I’m not sure how many details I’ve given in this space, so I’ll start from the beginning and try to be brief. I am the third generation of my family to own my house. My grandparents owned and lived in the house for 30+ years. My parents bought the house from them and lived there for 20+ years. My brother and I grew up there and inherited the house equally when my parents passed away. My husband and I bought out my brother’s half-ownership in 2004.
When we first bought the house and started preparing to move in, we got rid of 40+ boxes of books, 30+ bags of clothes, and three truckloads of miscellaneous other stuff. Since then, we’ve eliminated at least a couple thousand pounds of trash (building materials, tires, appliances, etc).

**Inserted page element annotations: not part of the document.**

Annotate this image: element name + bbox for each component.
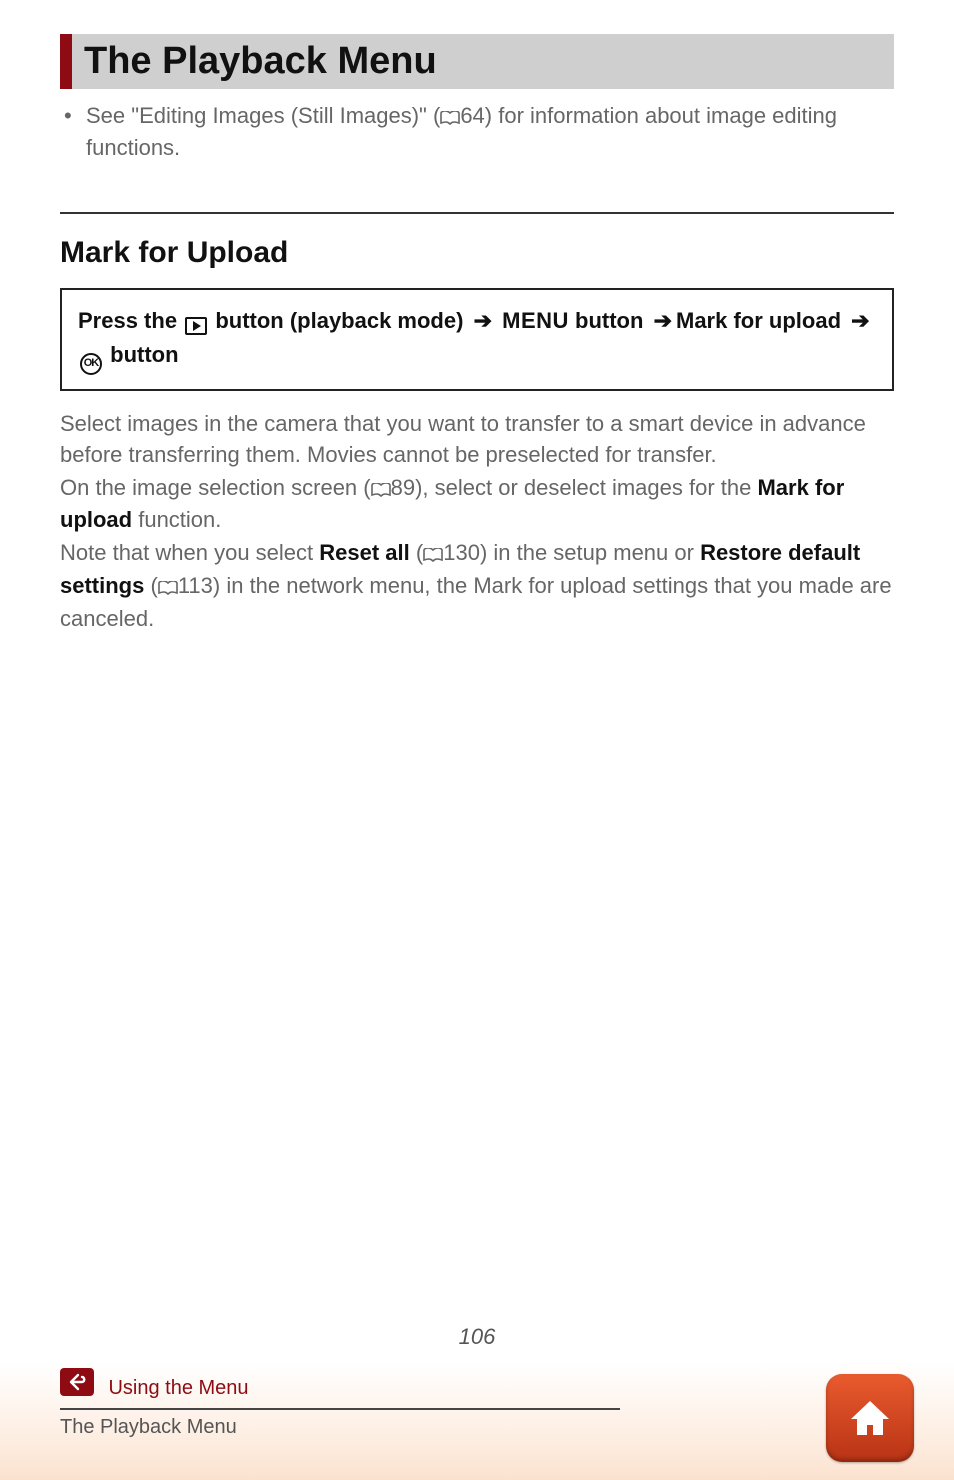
step-text-2: button (playback mode): [215, 308, 463, 333]
arrow-icon: ➔: [847, 308, 873, 333]
playback-button-icon: [185, 317, 207, 335]
navigation-steps-box: Press the button (playback mode) ➔ MENU …: [60, 288, 894, 391]
back-button[interactable]: [60, 1368, 94, 1396]
section-title: The Playback Menu: [84, 40, 882, 83]
manual-ref-icon: [440, 103, 460, 133]
menu-button-label: MENU: [502, 308, 569, 333]
p2-a: On the image selection screen (: [60, 475, 371, 500]
p2-c: function.: [132, 507, 221, 532]
document-page: The Playback Menu • See "Editing Images …: [0, 0, 954, 1480]
step-text-5: button: [110, 342, 178, 367]
step-text-4: Mark for upload: [676, 308, 841, 333]
page-number: 106: [0, 1324, 954, 1350]
bullet-ref: 64: [460, 103, 484, 128]
section-title-bar: The Playback Menu: [60, 34, 894, 89]
back-arrow-icon: [66, 1371, 88, 1393]
home-button[interactable]: [826, 1374, 914, 1462]
p2-ref: 89: [391, 475, 415, 500]
p3-b: (: [410, 540, 423, 565]
arrow-icon: ➔: [650, 308, 676, 333]
manual-ref-icon: [371, 475, 391, 506]
p3-d: (: [144, 573, 157, 598]
body-text: Select images in the camera that you wan…: [60, 409, 894, 635]
intro-bullet: • See "Editing Images (Still Images)" ( 6…: [60, 101, 894, 162]
p3-ref2: 113: [178, 573, 213, 598]
p3-ref1: 130: [443, 540, 480, 565]
manual-ref-icon: [158, 573, 178, 604]
bullet-prefix: See "Editing Images (Still Images)" (: [86, 103, 440, 128]
p3-c: ) in the setup menu or: [480, 540, 700, 565]
ok-button-icon: OK: [80, 353, 102, 375]
bullet-text: See "Editing Images (Still Images)" (64)…: [86, 101, 890, 162]
subheading: Mark for Upload: [60, 236, 894, 270]
breadcrumb-row: Using the Menu: [60, 1362, 894, 1400]
paragraph-3: Note that when you select Reset all (130…: [60, 538, 894, 634]
paragraph-2: On the image selection screen ( 89), sele…: [60, 473, 894, 537]
page-footer: Using the Menu The Playback Menu: [0, 1362, 954, 1480]
arrow-icon: ➔: [470, 308, 496, 333]
paragraph-1: Select images in the camera that you wan…: [60, 409, 894, 471]
divider: [60, 212, 894, 214]
p3-a: Note that when you select: [60, 540, 319, 565]
step-text-3: button: [575, 308, 643, 333]
p2-b: ), select or deselect images for the: [415, 475, 757, 500]
p3-bold1: Reset all: [319, 540, 410, 565]
footer-section-label: The Playback Menu: [60, 1416, 894, 1439]
step-text-1: Press the: [78, 308, 177, 333]
breadcrumb-link[interactable]: Using the Menu: [108, 1377, 248, 1399]
home-icon: [843, 1391, 897, 1445]
bullet-marker: •: [64, 101, 86, 162]
footer-rule: [60, 1408, 620, 1410]
manual-ref-icon: [423, 540, 443, 571]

You may think I’m exaggerating, but sadly I am not. So what remains, you ask? (Or maybe you don’t ask because you’re so sick of hearing me talk about this stupid house and all the work that needs to be done and all the crap in it and you are really thinking would you stop whining and just suck it up and deal with it already and…ahem…sorry, you went off on a bit of a tangent there. Back to the subject at hand…) I’ll tell you what remains — it’s the big stuff, big in size and significance. My parents bedroom furniture, some of their dining room furniture, enough slides and slide carousels to choke a horse (don’t ask me why a horse would be eating slides), family photographs, 30+ years of cards and letters, two generations of yearbooks, military memorabilia, jewelry, childhood treasures, kitchen wares…and more. Much more. It’s this stuff that keeps me awake at night (among other things…) wondering what to do with it, keep it or unload it, give it or sell it, and on and on. It is within this context that I set to work whenever I get the chance. The good news from this past weekend’s work is that I made it out relatively unscathed, meaning I didn’t end up a sobbing puddle on the couch (not too much anyway), nor did I end up paralyzed with indecision. The bad news is that I didn’t get nearly as much done as I would have liked. I sorted through some more clothes, a box of cards/letters, and my mother’s table linens drawer — all that resulted in two medium-sized piles of things to get rid of (know anyone who wants some Irish linen place mats and matching napkins?) which feels somewhat anticlimactic. I have to keep telling myself that this is an ongoing process. I can’t expect to finish it overnight. It took many decades to accumulate. But it’s really overwhelming and all the uncovering/sorting/unloading makes me miss my parents all the more.
Though it can sometimes feel scarce, there is progress to be had — check out the retaining wall we had built last year, and the lovely not-so-new-anymore bathroom floor, and the re-painted dining room stripped of its hideous wallpaper. Bear with me if you’ve seen these pictures before — a girl has to grasp onto some hope where she can find it, ok?
Also, know anyone who wants some Corning casserole dishes?